Bundle Protocol Security Specification
Draft of message to be sent after approval:
From: The IESG <email@example.com> To: IETF-Announce <firstname.lastname@example.org> Cc: Scott Burleigh <Scott.C.Burleigh@jpl.nasa.gov>, Scott.C.Burleigh@jpl.nasa.gov, The IESG <email@example.com>, firstname.lastname@example.org, email@example.com, firstname.lastname@example.org, email@example.com, firstname.lastname@example.org Subject: Protocol Action: 'Bundle Protocol Security Specification' to Proposed Standard (draft-ietf-dtn-bpsec-27.txt) The IESG has approved the following document: - 'Bundle Protocol Security Specification' (draft-ietf-dtn-bpsec-27.txt) as Proposed Standard This document is the product of the Delay/Disruption Tolerant Networking Working Group. The IESG contact persons are Martin Duke and Magnus Westerlund.
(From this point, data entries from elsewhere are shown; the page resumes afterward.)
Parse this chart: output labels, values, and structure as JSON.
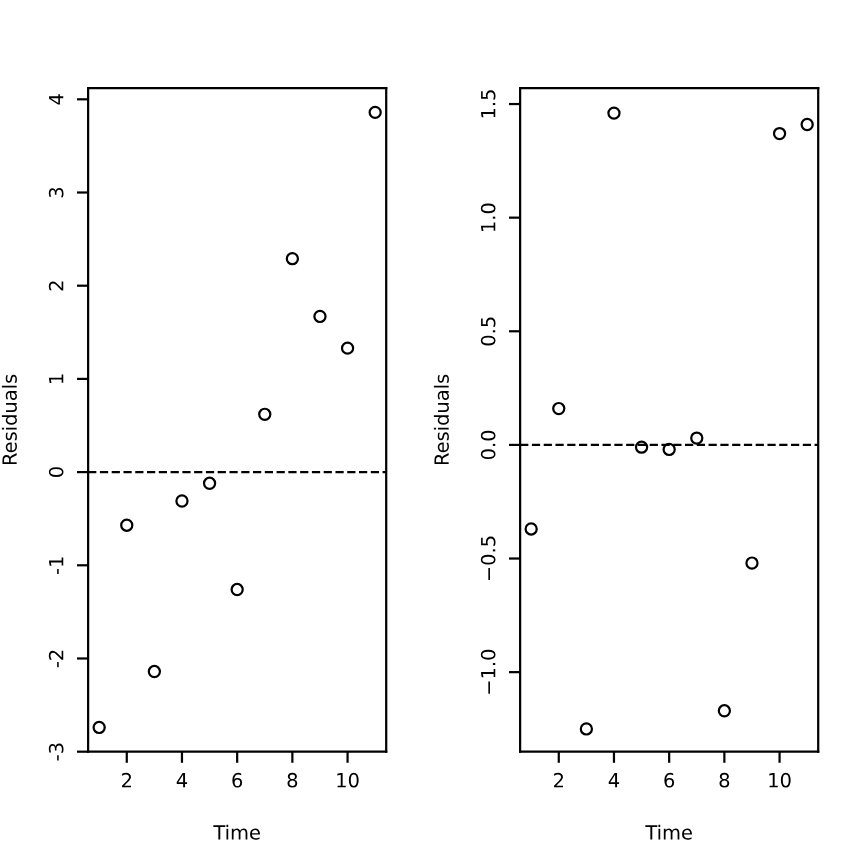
{
  "chart_data": [
    {
      "type": "scatter",
      "xlabel": "Time",
      "ylabel": "Residuals",
      "x": [
        1,
        2,
        3,
        4,
        5,
        6,
        7,
        8,
        9,
        10,
        11
      ],
      "series": [
        {
          "color": "#000000",
          "values": [
            -2.74,
            -0.57,
            -2.14,
            -0.31,
            -0.12,
            -1.26,
            0.62,
            2.29,
            1.67,
            1.33,
            3.86
          ]
        }
      ],
      "xlim": [
        0.6,
        11.4
      ],
      "xticks": [
        2,
        4,
        6,
        8,
        10
      ],
      "ylim": [
        -3,
        4.12
      ],
      "yticks": [
        -3,
        -2,
        -1,
        0,
        1,
        2,
        3,
        4
      ],
      "ref_lines": [
        {
          "axis": "y",
          "value": 0,
          "line_style": "dashed",
          "color": "#000000"
        }
      ],
      "marker": "circle",
      "grid": false,
      "legend": false
    },
    {
      "type": "scatter",
      "xlabel": "Time",
      "ylabel": "Residuals",
      "x": [
        1,
        2,
        3,
        4,
        5,
        6,
        7,
        8,
        9,
        10,
        11
      ],
      "series": [
        {
          "color": "#000000",
          "values": [
            -0.37,
            0.16,
            -1.25,
            1.46,
            -0.01,
            -0.02,
            0.03,
            -1.17,
            -0.52,
            1.37,
            1.41
          ]
        }
      ],
      "xlim": [
        0.6,
        11.4
      ],
      "xticks": [
        2,
        4,
        6,
        8,
        10
      ],
      "ylim": [
        -1.35,
        1.57
      ],
      "yticks": [
        {
          "value": -1.0,
          "label": "−1.0"
        },
        {
          "value": -0.5,
          "label": "−0.5"
        },
        {
          "value": 0.0,
          "label": "0.0"
        },
        {
          "value": 0.5,
          "label": "0.5"
        },
        {
          "value": 1.0,
          "label": "1.0"
        },
        {
          "value": 1.5,
          "label": "1.5"
        }
      ],
      "ref_lines": [
        {
          "axis": "y",
          "value": 0,
          "line_style": "dashed",
          "color": "#000000"
        }
      ],
      "marker": "circle",
      "grid": false,
      "legend": false
    }
  ]
}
A URL of this Internet Draft is: https://datatracker.ietf.org/doc/draft-ietf-dtn-bpsec/
Technical Summary This document defines security features for the Bundle Protocol (BP) [I-D.ietf-dtn-bpbis] and is intended for use in Delay Tolerant Networks (DTNs) to provide end-to-end security services. The BP might be deployed such that portions of the network cannot be trusted, posing the usual security challenges related to confidentiality and integrity. However, the stressed nature of the BP operating environment imposes unique conditions where usual transport security mechanisms may not be sufficient. For example, the store-carry-forward nature of the network may require protecting data at rest, preventing unauthorized consumption of critical resources such as storage space, and operating without regular contact with a centralized security oracle (such as a certificate authority). An end-to-end security service is needed that operates in all of the environments where the BP operates. This document defines such security services. Working Group Summary bpsec is descended from the Bundle Security Protocol specification documented in RFC 6257. That protocol was found to be impractical to implement in some circumstances; simplifications were developed that were originally termed "Streamlined Bundle Security Protocol" and then "bpsec" as of the DTN WG meeting at IETF 94. Technical discussion of the details of bpsec over the ensuing 3 years has been lively and well-informed, without sharp controversy. WG consensus on the draft is strong. Document Quality The Interplanetary Overlay Network (ION) open-source implementation of the DTN architecture includes an implementation of Streamlined Bundle Security Protocol, which is nearly identical to bpsec. Marshall Space Flight Center intends to add a similar implementation to the DTN2 code base. Early review of the specification by Dan Harkins (Security Area) was reported at IETF 102 (review-ietf-dtn-bpsec-06-secdir-early-harkins-2018-05-31): the review result was Has Issues, but it was the sense of the Working Group that no serious problems were found. Personnel The Document Shepherd is Scott Burleigh. The Responsible Area Director is Magnus Westerlund.